Partitioning Edge-Coloured Complete Symmetric Digraphs into Monochromatic Complete Subgraphs

TL;DR

This paper constructs a specific 2-colouring of an infinite complete symmetric digraph where monochromatic paths have zero density, and establishes covering and stability results for colourings with restricted path lengths.

Contribution

It provides the first example of a 2-colouring with zero density monochromatic paths and proves covering and stability theorems for multi-coloured infinite digraphs with path length restrictions.

Findings

Constructed a 2-colouring with zero density monochromatic paths.

Proved that graphs with no long monochromatic paths can be covered by a bounded number of monochromatic subgraphs.

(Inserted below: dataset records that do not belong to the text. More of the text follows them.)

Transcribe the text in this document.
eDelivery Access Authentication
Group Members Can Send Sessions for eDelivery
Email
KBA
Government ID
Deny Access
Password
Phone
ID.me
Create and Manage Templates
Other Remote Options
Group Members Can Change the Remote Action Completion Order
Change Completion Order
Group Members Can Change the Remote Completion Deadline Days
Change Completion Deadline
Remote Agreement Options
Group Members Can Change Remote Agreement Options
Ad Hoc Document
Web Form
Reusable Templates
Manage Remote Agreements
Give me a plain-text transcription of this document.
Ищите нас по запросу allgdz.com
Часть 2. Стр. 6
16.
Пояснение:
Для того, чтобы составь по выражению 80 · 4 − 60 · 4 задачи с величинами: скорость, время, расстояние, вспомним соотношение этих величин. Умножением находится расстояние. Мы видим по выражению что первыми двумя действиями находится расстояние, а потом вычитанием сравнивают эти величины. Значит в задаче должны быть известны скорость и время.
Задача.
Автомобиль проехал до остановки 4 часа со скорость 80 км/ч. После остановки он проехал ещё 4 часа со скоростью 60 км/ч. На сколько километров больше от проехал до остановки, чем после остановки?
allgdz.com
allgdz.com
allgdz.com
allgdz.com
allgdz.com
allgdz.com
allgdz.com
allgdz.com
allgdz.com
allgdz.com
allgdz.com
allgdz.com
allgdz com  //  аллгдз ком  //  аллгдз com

Established a stability result showing the colouring is nearly unique under density constraints.

Abstract

Let $K_{\mathbb{N}}$ be the complete symmetric digraph on the positive integers. Answering a question of DeBiasio and McKenney, we construct a $2$-colouring of the edges of $K_{\mathbb{N}}$ in which every monochromatic path has density~$0$. However, if we restrict the length of monochromatic paths in one colour, then no example as above can exist: We show that every $(r+1)$-edge-coloured complete symmetric digraph (of arbitrary infinite cardinality) containing no directed paths of edge-length $\ell_i$ for any colour $i\leq r$ can be covered by $\prod_{i\leq r} \ell_i$ pairwise disjoint monochromatic complete symmetric digraphs in colour $r+1$. Furthermore, we present a stability version for the countable case of the latter result: We prove that the edge-colouring is uniquely determined on a large subgraph, as soon as the upper density of monochromatic paths in colour $r+1$ is bounded by $\prod_{i\in [r]}\frac{1}{\ell_i}$.